Masa kerja direksi TVRI berakhir pada
24 Agustus 2011. Pengangkatannya dilakukan oleh Dewan Pengawas TVRI dalam
keputusan bertanggal 24 Agustus 2006. Sebelumnya, untuk itu, Dewan Pengawas
menyelenggarakan fit and proper test terhadap para calon.
Bukan
Produk Hukum
Dalam konsiderans “menimbang” pada
Keputusan Menteri Komunikasi itu, dirujuk hasil rapat kerja Komisi I DPR dengan
Menteri Komunikasi pada 16 Agustus 2011. Hasil rapat butir 2 menyatakan bahwa
Komisi I DPR dan pemerintah bersepakat bahwa
pemerintah memperpanjang masa kerja
dewan direksi TVRI sampai terbentuknya Dewan Pengawas TVRI periode 2011-2016,
yang akan mengangkat direksi baru.
Di sini Komisi I DPR dan pemerintah agak
lalai dan kemudian melanggar undang-undang. Catatan hasil rapat kerja bukanlah
produk hukum, sementara yang dilanggar pemerintah jelas produk hukum, yaitu
Undang-Undang Penyiaran. Mestinya pemerintah
mencontoh langkah yang diberlakukan pada
perpanjangan masa tugas anggota Komisi Penyiaran Indonesia Pusat periode
2003-2007. Karena yang mengangkat anggota KPI
Pusat adalah presiden, yang
memperpanjang masa tugasnya juga presiden. Proses administrasinya melalui
Sekretariat Negara.
Pada kasus TVRI ini, Dewan Pengawas TVRI
dilewati begitu saja. Jalur yang benar, menurut pemahaman akal, adalah presiden
memperpanjang masa tugas anggota Dewan Pengawas, kemudian Dewan Pengawas memperpanjang
masa tugas direksi.
Bersamaan dengan itu, segera diproses
persiapan pemilihan anggota Dewan Pengawas yang baru. Menurut ketentuan, pada
pasal 27 ayat 3, selain Dewan Pengawas dan direksi, pihak lain mana pun
dilarang turut campur dalam kebijakan operasional siaran TVRI. Memperpanjang
masa kerja direksi sama dengan mengangkat
direksi. Direksi adalah lembaga operasional
yang menangani langsung pengelolaan TVRI.

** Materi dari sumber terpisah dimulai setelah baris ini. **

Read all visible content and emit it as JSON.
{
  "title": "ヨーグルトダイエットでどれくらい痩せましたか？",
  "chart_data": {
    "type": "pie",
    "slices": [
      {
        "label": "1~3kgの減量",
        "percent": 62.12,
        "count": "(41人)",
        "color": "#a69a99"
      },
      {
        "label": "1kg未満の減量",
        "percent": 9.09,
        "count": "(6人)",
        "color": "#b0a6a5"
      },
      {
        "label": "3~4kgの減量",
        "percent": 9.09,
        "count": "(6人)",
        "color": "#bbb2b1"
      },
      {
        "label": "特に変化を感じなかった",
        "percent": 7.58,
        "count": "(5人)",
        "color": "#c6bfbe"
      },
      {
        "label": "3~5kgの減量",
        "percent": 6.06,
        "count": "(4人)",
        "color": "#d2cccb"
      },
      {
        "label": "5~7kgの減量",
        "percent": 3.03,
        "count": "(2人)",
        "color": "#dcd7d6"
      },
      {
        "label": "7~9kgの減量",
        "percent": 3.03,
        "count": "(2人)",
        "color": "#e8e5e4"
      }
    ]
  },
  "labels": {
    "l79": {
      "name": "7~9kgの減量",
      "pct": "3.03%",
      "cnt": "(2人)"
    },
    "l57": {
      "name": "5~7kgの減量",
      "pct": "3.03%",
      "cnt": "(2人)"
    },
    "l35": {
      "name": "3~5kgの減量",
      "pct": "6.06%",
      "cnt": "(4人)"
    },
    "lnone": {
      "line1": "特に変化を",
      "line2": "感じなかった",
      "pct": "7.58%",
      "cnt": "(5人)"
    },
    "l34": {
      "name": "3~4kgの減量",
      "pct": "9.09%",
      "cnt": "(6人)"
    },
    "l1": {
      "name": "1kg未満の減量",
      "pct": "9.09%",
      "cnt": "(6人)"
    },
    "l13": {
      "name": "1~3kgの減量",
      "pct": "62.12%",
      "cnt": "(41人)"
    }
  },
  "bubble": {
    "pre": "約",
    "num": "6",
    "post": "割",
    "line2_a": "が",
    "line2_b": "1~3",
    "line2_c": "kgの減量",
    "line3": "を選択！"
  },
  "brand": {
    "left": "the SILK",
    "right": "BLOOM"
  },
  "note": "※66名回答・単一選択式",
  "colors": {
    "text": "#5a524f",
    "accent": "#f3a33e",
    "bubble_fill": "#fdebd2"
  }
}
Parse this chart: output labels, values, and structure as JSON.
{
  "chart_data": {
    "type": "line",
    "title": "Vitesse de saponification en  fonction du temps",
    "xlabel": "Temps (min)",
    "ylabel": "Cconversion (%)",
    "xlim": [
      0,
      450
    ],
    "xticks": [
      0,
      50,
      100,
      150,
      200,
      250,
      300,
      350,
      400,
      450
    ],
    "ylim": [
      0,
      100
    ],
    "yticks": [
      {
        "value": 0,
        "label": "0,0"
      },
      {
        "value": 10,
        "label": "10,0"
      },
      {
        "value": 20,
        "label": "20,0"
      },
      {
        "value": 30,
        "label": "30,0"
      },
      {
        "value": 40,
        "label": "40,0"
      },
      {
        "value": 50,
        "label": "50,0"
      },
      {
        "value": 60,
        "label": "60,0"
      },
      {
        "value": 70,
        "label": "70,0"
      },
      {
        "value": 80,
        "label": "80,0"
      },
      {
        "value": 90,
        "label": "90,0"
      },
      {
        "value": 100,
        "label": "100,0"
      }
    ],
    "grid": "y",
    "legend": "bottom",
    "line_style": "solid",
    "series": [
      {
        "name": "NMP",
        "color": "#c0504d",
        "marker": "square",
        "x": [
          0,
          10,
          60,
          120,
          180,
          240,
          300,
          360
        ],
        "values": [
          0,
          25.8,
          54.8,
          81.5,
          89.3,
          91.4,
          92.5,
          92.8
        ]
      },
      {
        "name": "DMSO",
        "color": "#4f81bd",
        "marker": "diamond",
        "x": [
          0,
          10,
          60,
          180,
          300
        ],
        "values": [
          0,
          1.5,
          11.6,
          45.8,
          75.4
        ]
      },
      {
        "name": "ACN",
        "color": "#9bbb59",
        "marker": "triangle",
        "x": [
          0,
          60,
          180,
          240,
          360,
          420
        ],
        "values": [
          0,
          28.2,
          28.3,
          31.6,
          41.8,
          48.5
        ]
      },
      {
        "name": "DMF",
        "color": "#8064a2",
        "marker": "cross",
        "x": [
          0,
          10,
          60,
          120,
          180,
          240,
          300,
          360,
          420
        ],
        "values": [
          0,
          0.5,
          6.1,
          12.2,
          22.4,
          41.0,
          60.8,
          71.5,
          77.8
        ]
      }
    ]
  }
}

Akibat tindakan pemerintah tersebut,
pengelolaan TVRI menjadi kurang rapi. Proyek-proyek Anggaran Pendapatan dan
Belanja Negara 2011, yang nilainya kurang-lebih Rp
40 miliar, batal dan anggarannya
hangus. Bukan tidak mungkin kekhawatiran bisa berkembang lebih luas menyangkut
isi siaran. Namun itu terlalu jauh untuk dipikirkan. Jika campur tangan kembali
terjadi pada isi siaran, barangkali hal tersebut sebagai tanda bahwa kita
kembali ke zaman kekuasaan politik yang terpusatkan.
Sekilas
Kronologi
Beberapa anggota Komisi I DPR periode
yang lalu pernah memaksa Dewan Pengawas untuk mengganti semua direksi, tapi
ditolak. Setelah itu mereka meminta agar direktur
utamanya saja yang diganti dengan seseorang
yang sudah mereka siapkan. Permintaan itu juga ditolak. Dewan Pengawas diancam,
antara lain, soal anggaran TVRI di APBN tidak akan dinaikkan.
Direktur utama waktu itu, Mayjen (Purnawirawan)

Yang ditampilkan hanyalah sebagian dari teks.